Saving energy and increasing density in information processing using photonics
Wednesday, April 3, 2019 - 4:30pm
Shriram 104
David Miller (Stanford)
Abstract / Description: 

Information processing is increasingly limited by the energy required for interconnections and by the need for greater density of communications. Unfortunately, wires cannot scale to solve these problems. Optics and photonics allow us both to increase density and to reduce energy for communications on and off electronic chips and for all longer distances [1], they offer orders of magnitude of "headroom" for improving both density and energy, and they may be the only viable approach. Photonic technology has its challenges, but recent advances and future possibilities show that integrated photonics could provide the necessary technical solutions; indeed, such advanced photonics technology will be essential if our use of information is to continue to increase at current rates [1]. This talk will summarize the arguments for why we need such photonics and also some of the surprising directions we will need to consider; for example, for short distance interconnects inside and possibly between machines, to reduce energy we may need to avoid any time-multiplexing and exploit parallel free-space optics instead. Fortunately, technologies like silicon photonics could help us do this, though we need new generations of integration and optical system technology.

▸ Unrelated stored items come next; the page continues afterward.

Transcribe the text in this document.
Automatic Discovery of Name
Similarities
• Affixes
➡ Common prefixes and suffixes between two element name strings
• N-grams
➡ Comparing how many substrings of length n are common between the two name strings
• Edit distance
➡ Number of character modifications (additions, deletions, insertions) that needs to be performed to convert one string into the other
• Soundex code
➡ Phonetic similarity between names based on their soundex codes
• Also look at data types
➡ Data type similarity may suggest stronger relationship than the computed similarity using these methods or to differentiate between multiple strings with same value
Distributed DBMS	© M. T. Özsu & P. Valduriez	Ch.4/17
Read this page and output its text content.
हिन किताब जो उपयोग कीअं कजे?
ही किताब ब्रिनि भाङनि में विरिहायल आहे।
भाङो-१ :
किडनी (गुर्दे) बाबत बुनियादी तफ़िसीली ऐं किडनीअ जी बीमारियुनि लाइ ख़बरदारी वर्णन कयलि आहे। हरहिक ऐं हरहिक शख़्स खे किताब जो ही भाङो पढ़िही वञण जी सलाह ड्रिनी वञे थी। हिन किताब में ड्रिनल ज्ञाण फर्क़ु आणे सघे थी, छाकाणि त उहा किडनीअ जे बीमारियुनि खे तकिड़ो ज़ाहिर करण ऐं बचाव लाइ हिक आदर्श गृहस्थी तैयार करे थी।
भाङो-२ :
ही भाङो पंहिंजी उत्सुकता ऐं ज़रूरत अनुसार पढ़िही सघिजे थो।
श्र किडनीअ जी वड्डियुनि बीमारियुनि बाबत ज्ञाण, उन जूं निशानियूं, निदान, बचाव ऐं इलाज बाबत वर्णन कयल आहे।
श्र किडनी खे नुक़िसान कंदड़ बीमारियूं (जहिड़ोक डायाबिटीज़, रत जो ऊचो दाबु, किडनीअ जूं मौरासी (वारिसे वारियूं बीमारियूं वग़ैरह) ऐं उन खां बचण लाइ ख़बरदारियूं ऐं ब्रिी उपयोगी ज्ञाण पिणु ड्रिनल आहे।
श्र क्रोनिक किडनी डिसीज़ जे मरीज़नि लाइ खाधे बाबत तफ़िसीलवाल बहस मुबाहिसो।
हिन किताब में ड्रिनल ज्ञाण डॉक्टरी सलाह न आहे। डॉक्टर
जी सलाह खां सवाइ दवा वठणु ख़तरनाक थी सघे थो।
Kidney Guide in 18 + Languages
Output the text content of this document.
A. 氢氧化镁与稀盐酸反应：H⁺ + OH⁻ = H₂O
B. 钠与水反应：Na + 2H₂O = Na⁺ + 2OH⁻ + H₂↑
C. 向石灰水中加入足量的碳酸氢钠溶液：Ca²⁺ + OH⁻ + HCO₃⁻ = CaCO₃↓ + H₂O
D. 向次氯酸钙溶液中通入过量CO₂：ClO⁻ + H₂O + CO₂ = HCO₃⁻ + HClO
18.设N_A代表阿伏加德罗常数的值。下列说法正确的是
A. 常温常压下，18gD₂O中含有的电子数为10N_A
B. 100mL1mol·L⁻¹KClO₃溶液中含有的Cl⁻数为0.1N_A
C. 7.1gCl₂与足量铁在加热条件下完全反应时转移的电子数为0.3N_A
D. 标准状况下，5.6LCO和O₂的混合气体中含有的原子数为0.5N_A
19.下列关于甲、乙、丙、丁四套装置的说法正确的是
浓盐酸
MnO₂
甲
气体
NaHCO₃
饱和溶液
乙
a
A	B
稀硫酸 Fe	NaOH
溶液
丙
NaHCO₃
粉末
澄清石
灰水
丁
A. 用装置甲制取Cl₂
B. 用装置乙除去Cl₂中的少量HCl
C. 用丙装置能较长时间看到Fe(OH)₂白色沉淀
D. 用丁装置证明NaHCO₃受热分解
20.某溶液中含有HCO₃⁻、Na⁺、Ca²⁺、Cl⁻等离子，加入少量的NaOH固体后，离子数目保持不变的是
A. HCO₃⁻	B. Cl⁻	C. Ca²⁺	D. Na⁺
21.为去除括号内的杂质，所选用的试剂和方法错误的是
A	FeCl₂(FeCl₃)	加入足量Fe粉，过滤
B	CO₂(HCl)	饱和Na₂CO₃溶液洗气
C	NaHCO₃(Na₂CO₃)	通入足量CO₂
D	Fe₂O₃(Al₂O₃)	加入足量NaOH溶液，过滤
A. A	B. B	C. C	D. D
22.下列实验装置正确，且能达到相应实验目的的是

[1] D. A. B. Miller, Attojoule Optoelectronics for Low-Energy Information Processing and Communications: a Tutorial Review, IEEE/OSA J. Lightwave Technology 35, 343-393 (2017) DOI: 10.1109/JLT.2017.2647779


David Miller is the W. M. Keck Professor of Electrical Engineering at Stanford University. Following his B. Sc. from St. Andrews University, he received his Ph. D in Physics from Heriot-Watt University in 1979, and was with Bell Laboratories from 1981 to 1996, as a department head from 1987. His interests include nanophotonics, quantum-well optoelectronics, and optics in information sensing, interconnects, and processing. He has published more than 270 scientific papers, a quantum mechanics text, and 74 patents, and has a Google h-index of over 100. He has taught open online quantum mechanics classes to over 40,000 students. He was President of IEEE LEOS (now Photonics Society) in 1995. He has received several awards, is a Fellow of APS, OSA, IEEE, the Electromagnetics Academy, the Royal Society of London and the Royal Society of Edinburgh, holds two Honorary Doctorates, and is a Member of the US National Academies of Sciences and of Engineering.